Many times during this project I felt like I didn’t know the way. I did what I’ve called ’embodied research’, which I invited people to come and be drawn for two hours each in fully consensual life drawing, or tell me stories in a temporary glittery shelter in exchange for a drawing. I ran two sessions called let’s Talk About Sex, where we sat together and responded to questions like ‘What do you want?’ and ‘What stops you from getting what you want?’I worried that I am not a sex therapist, counsellor, or journalist. But I am an artist, and I’ve worked in community arts for many years, and I know how to build things, and I know that art making has some kind of connective, opening power with people, so I thought I’d try.

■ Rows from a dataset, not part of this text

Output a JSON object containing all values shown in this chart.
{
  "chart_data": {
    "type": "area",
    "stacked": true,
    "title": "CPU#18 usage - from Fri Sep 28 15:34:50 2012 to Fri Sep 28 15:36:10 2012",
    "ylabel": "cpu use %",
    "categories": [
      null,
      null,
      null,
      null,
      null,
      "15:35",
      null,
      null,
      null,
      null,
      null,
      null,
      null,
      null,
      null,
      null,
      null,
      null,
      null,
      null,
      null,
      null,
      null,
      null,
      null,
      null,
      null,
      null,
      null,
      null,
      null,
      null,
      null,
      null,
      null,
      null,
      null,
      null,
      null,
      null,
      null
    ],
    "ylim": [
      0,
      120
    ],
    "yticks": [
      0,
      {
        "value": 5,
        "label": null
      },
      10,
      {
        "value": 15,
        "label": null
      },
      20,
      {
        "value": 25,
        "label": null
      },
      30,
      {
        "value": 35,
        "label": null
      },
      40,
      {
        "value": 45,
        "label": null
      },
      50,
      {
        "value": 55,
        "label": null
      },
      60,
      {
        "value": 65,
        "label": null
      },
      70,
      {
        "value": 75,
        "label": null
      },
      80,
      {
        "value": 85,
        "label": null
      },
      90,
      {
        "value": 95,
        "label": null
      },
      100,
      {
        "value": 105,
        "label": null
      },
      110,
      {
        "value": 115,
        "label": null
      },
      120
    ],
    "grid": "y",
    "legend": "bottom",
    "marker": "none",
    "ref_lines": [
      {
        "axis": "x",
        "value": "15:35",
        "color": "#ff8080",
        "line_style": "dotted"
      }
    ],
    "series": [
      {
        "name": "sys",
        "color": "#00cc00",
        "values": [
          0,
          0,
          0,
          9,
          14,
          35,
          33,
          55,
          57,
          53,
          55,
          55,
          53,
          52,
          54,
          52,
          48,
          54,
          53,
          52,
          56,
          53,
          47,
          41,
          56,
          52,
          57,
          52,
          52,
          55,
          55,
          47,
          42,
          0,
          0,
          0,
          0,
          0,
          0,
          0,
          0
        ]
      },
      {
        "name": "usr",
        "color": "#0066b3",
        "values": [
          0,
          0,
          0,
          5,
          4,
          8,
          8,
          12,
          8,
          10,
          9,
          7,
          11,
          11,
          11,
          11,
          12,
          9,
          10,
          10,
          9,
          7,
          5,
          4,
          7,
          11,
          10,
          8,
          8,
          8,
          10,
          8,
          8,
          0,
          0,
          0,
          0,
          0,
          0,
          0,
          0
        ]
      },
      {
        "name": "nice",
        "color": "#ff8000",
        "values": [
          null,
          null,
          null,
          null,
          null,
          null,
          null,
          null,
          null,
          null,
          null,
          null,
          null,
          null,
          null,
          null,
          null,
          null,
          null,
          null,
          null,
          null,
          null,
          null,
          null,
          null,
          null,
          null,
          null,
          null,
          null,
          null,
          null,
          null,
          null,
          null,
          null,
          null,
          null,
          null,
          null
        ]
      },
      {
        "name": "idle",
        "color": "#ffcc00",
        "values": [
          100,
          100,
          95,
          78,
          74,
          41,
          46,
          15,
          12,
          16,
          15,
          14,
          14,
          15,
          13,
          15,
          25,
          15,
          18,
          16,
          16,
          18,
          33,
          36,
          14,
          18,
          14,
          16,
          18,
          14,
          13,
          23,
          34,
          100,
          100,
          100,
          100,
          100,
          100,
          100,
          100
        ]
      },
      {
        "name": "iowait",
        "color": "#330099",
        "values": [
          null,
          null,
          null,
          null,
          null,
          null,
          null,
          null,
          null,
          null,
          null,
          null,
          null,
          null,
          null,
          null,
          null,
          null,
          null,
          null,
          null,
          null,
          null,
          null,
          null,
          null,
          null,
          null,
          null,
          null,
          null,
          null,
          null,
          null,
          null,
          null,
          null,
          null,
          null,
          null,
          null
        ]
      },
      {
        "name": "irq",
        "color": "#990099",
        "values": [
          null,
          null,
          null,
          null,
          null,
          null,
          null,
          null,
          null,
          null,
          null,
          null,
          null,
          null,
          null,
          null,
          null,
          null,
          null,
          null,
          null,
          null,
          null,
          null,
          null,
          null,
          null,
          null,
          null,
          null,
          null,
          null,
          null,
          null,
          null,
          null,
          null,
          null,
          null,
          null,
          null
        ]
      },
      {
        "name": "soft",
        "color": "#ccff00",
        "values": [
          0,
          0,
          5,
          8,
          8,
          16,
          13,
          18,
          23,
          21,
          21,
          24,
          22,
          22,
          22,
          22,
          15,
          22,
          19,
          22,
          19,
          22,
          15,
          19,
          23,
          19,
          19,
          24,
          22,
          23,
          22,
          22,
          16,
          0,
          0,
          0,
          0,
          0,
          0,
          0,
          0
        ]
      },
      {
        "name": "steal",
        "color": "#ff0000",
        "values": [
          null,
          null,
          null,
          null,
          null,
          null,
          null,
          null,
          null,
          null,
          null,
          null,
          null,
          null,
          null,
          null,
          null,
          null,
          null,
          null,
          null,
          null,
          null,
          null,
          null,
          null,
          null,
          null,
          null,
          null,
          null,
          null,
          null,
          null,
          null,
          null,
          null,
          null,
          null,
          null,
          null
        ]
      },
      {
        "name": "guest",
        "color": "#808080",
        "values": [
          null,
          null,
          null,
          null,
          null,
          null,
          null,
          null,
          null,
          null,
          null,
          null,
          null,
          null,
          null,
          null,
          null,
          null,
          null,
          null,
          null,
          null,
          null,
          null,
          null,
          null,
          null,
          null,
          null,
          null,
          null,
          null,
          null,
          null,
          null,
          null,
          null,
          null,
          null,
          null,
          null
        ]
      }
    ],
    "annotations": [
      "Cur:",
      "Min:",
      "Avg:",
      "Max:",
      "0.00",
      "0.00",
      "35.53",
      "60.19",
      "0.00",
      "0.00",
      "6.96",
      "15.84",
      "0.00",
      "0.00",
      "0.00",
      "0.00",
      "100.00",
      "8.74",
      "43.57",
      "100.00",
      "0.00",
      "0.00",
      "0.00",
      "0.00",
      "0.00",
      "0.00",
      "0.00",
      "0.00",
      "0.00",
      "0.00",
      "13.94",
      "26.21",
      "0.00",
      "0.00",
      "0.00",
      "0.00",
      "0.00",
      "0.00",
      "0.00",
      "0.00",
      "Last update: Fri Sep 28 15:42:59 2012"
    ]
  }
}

There are lots of words in the final work. I wrote the whole time, and one of the threads is my writing about my stories; my rage. The project was about female experiences of silencing, oppression and body hatred that stop us from experiencing our sexuality and bodies freely. It’s not a law, but as it states in one of the panels across a self-portrait, “The laws are everywhere.”

There are lots of other peoples’ words too. From the archives, and from now, in handwriting, and type written text, and photocopied community newspapers. People told me their stories; ones they’d kept tightly held for a long time. Ones that just came out when they sat down with me in a gold head wrap and coloured pastels to draw what they said. Wishes that they wrote and put in a box for our queer and trans* future. I put it all on the street. With everyone’s permission. I kept asking and asking, and people kept saying yes. I’m so grateful.

The work is 16 panels of art and writing. It is layered, in meaning, in paper, in media. there are drawings, sculptures, text; layers and layers. Whakapapa. To me, this is how history looks; how family looks; how stories look. All true at once, alive, shifting, energetic and asking us to be more, to keep trying, to find a way.

Thank-you so much to everyone who helped me. So many people. Thank-you; I am your humble vessel.